Paulo Levi wrote:
Tell me, please, if the gutenberg rtf index file, besides being autogenerated, is also sorted.
What i mean is, i'm indexing parts of the file, and i gain a major speed up of treating the file as:
a massive list of pgterms:etext definitions
followed by a (more massive) list of pgterms:file definitions
This allows the string comparisons i have to do to be lower (about n/2), but at the cost that any etext record in between the second list is not picked up.
That won't be changed, but is only for my peace of mind.
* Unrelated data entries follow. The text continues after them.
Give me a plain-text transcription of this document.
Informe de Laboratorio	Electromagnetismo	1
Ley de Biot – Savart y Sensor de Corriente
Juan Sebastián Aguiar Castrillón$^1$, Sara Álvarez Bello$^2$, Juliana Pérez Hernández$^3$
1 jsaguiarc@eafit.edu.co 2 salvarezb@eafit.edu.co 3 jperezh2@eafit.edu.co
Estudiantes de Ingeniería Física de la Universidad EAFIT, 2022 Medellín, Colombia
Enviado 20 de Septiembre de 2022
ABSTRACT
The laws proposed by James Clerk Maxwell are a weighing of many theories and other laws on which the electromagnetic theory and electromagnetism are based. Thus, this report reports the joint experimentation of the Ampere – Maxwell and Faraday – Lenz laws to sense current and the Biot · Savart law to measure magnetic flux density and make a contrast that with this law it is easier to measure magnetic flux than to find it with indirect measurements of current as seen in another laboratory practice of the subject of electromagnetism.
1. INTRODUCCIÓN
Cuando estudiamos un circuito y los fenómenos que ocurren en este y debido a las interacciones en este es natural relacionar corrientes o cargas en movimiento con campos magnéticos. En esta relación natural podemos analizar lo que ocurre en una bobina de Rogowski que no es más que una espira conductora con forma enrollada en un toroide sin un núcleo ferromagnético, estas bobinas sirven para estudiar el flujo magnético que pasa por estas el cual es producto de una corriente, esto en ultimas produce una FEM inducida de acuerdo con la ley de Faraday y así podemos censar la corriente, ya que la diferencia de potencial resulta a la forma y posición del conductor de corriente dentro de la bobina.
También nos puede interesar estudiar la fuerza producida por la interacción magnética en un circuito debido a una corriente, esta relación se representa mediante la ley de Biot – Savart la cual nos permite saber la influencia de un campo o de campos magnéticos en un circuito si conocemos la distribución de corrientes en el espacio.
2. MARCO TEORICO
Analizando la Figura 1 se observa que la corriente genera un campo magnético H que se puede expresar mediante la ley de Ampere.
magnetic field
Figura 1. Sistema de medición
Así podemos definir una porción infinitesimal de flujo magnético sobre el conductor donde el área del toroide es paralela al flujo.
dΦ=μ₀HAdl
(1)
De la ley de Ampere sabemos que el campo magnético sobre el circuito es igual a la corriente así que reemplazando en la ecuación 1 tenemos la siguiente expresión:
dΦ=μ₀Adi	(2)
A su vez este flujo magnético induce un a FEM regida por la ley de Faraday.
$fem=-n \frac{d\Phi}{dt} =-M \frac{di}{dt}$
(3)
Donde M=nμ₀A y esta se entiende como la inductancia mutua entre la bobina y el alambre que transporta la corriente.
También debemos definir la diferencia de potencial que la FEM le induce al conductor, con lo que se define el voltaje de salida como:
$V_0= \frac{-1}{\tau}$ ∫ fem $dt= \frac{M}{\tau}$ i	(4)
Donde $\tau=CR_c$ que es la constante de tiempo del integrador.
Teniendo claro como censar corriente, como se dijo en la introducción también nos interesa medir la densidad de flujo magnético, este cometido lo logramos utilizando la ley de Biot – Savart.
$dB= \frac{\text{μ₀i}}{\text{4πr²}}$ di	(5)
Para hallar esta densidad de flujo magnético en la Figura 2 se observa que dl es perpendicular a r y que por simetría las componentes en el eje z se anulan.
Also, in the pgterms:file records, are the records referring to the same file consecutive ? I ask because if so, i could do the same sort of filtering Aaron Cannon is doing in its dvd project, to speed up the index some more and remove duplicates. (If they aren't consecutive i would have to issue queries between building the index to see if they were already inserted).
I have nothing against xpath, indeed i think the scanning of the file in lucene already uses something similar. But i need free text searches, and they have to be fast (i'm already experimenting with a memory cache after the query too, and it works okish for my application)
All future changes to the file will be backward-compatible in an XML way. Meaning: the same XPath queries will yield (supersets of) the same result sets. I do NOT guarantee that the sequence of entities will be sorted the same way. Your sorting needs will probably be much different from the next guy's, so the sorting is up to you.